Vietnam Introduces Methadone to Prisons, But Needle Exchange Severely Lacking
Vietnam has launched its first methadone maintenance therapy (MMT) program for prisoners in an effort to tackle drug dependency and the spread of blood-borne viruses (BBVs) such as HIV and hepatitis C among incarcerated people.
The program began in the capital Hanoi three months ago at the Phu Son Prison, according to the United Nations Office on Drugs and Crime (UNODC) who are supporting the project. There are already plans for expansion of similar programs to other sites, including the Than Xuan Prison, also located in the capital.
Vietnam's Ministry of Public Service estimates that around 30 percent of prisoners use drugs, and in 2000, the last time data was comprehensibly collected, 28 percent of prisoners in Vietnam tested HIV positive.
While no concrete figures exist for hepatitis C rates in the country's prisons, an estimated 74 percent of injecting drug users (IDUs) carry the virus, according to Harm Reduction International (HRI). Nearly 20 percent of IDUs are HIV positive.
Introducing methadone programs into prisons is an extremely progressive step, particularly in the regional context; only Indonesia and Malaysia currently offer opioid substitution therapy (OST), within which methadone falls, in prisons in Asia. However, while it is a step in the right direction, it is arguable that more needs to be done in conjunction with scaling up methadone provision in order to tackle BBVs.
For example, needle and syringe exchange programs (NSPs) are still absent in Vietnam's penitentiaries and could be more impactful in combating disease spread as it would significantly reduce the incidence of needle sharing, one of the key routes of virus transmission.

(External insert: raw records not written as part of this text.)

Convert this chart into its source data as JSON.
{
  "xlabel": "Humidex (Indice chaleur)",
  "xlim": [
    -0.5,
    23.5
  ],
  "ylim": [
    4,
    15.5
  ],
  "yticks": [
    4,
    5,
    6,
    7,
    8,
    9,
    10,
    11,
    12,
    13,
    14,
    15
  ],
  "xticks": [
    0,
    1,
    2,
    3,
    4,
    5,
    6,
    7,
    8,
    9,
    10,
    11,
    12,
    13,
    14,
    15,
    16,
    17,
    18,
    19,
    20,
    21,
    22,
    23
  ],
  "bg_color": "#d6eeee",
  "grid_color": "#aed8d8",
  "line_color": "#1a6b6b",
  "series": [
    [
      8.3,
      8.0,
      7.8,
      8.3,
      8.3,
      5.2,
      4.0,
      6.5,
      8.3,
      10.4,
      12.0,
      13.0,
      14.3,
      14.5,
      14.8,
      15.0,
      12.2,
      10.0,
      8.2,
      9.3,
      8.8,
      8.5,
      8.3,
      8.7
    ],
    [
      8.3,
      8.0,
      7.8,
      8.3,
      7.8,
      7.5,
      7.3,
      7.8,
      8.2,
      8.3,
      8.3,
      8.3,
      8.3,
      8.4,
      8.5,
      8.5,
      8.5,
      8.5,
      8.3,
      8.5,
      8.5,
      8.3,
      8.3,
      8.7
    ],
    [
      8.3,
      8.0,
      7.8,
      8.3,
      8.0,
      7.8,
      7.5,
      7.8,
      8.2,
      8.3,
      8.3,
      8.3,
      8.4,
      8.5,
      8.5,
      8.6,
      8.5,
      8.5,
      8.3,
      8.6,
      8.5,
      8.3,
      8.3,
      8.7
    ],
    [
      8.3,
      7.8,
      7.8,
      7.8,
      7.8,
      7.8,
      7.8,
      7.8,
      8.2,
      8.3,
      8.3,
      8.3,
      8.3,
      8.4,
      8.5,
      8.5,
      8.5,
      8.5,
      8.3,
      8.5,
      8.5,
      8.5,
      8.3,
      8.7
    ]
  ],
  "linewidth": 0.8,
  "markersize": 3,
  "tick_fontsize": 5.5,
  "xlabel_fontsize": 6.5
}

This is not to discount the importance of this move in Vietnam, though. Globally, OST programs are implemented in prisons in only 43 countries, according to data from 2014, a figure that is markedly lower than the 80 countries that offer programs to the general community.

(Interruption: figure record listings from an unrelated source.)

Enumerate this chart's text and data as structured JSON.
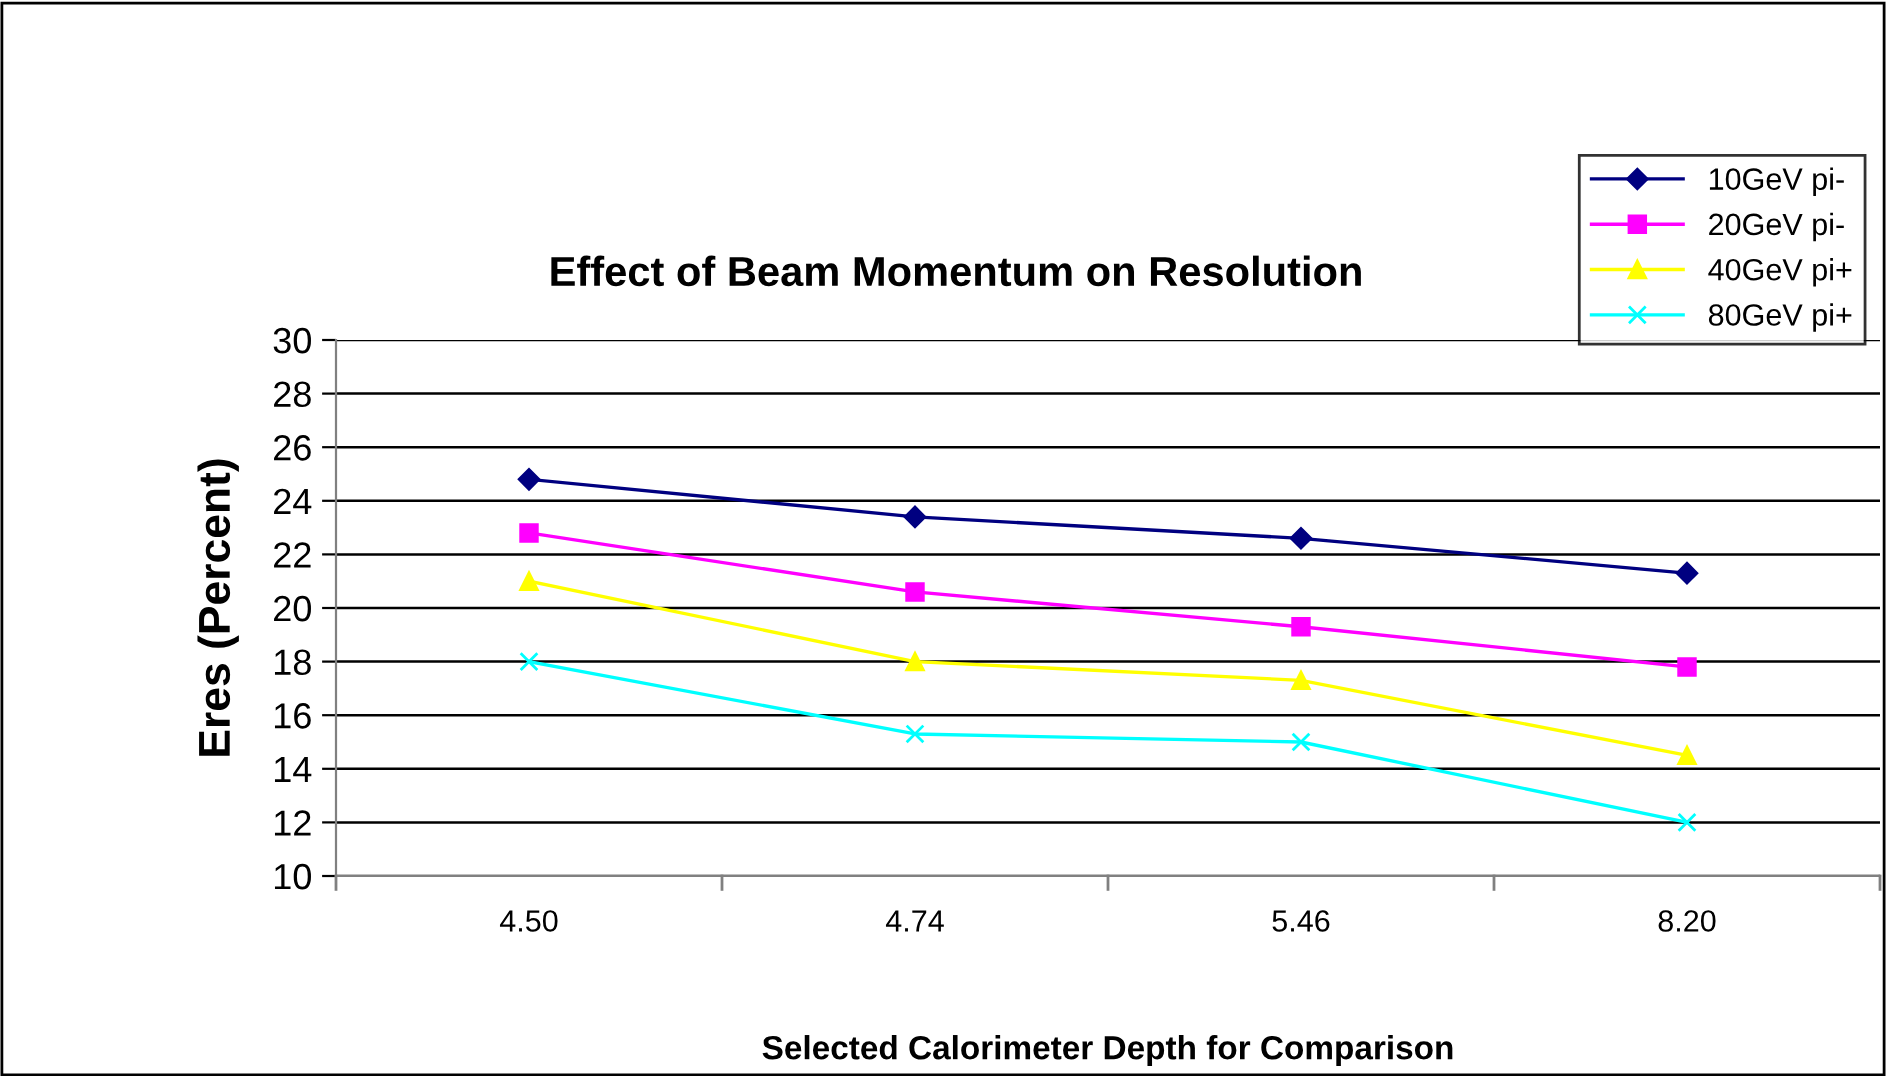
{
  "chart_data": {
    "type": "line",
    "title": "Effect of Beam Momentum on Resolution",
    "xlabel": "Selected Calorimeter Depth for Comparison",
    "ylabel": "Eres (Percent)",
    "categories": [
      "4.50",
      "4.74",
      "5.46",
      "8.20"
    ],
    "series": [
      {
        "name": "10GeV pi-",
        "color": "#000080",
        "marker": "diamond",
        "values": [
          24.8,
          23.4,
          22.6,
          21.3
        ]
      },
      {
        "name": "20GeV pi-",
        "color": "#ff00ff",
        "marker": "square",
        "values": [
          22.8,
          20.6,
          19.3,
          17.8
        ]
      },
      {
        "name": "40GeV pi+",
        "color": "#ffff00",
        "marker": "triangle",
        "values": [
          21.0,
          18.0,
          17.3,
          14.5
        ]
      },
      {
        "name": "80GeV pi+",
        "color": "#00ffff",
        "marker": "cross",
        "values": [
          18.0,
          15.3,
          15.0,
          12.0
        ]
      }
    ],
    "ylim": [
      10,
      30
    ],
    "yticks": [
      10,
      12,
      14,
      16,
      18,
      20,
      22,
      24,
      26,
      28,
      30
    ],
    "grid": "y",
    "legend": "top right"
  }
}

Furthermore, introducing methadone in prisons comes against the backdrop of broader OST scale-up in the country. Between 2012 and 2014 Vietnam increased their number of OST programs from 41 to 80 sites.
However, if Vietnam is serious about tackling HIV and hepatitis C among IDUs then it must ensure that the harm reduction packages it provides are comprehensive. Alongside the increase in OST has been a decline in NSP provision, and the number of needles and syringes distributed to IDUs has almost halved since 2012, reported HRI. Introducing MMT in prisons must be applauded, but officials must be urged to ensure the country's harm reduction programs are meeting all needs.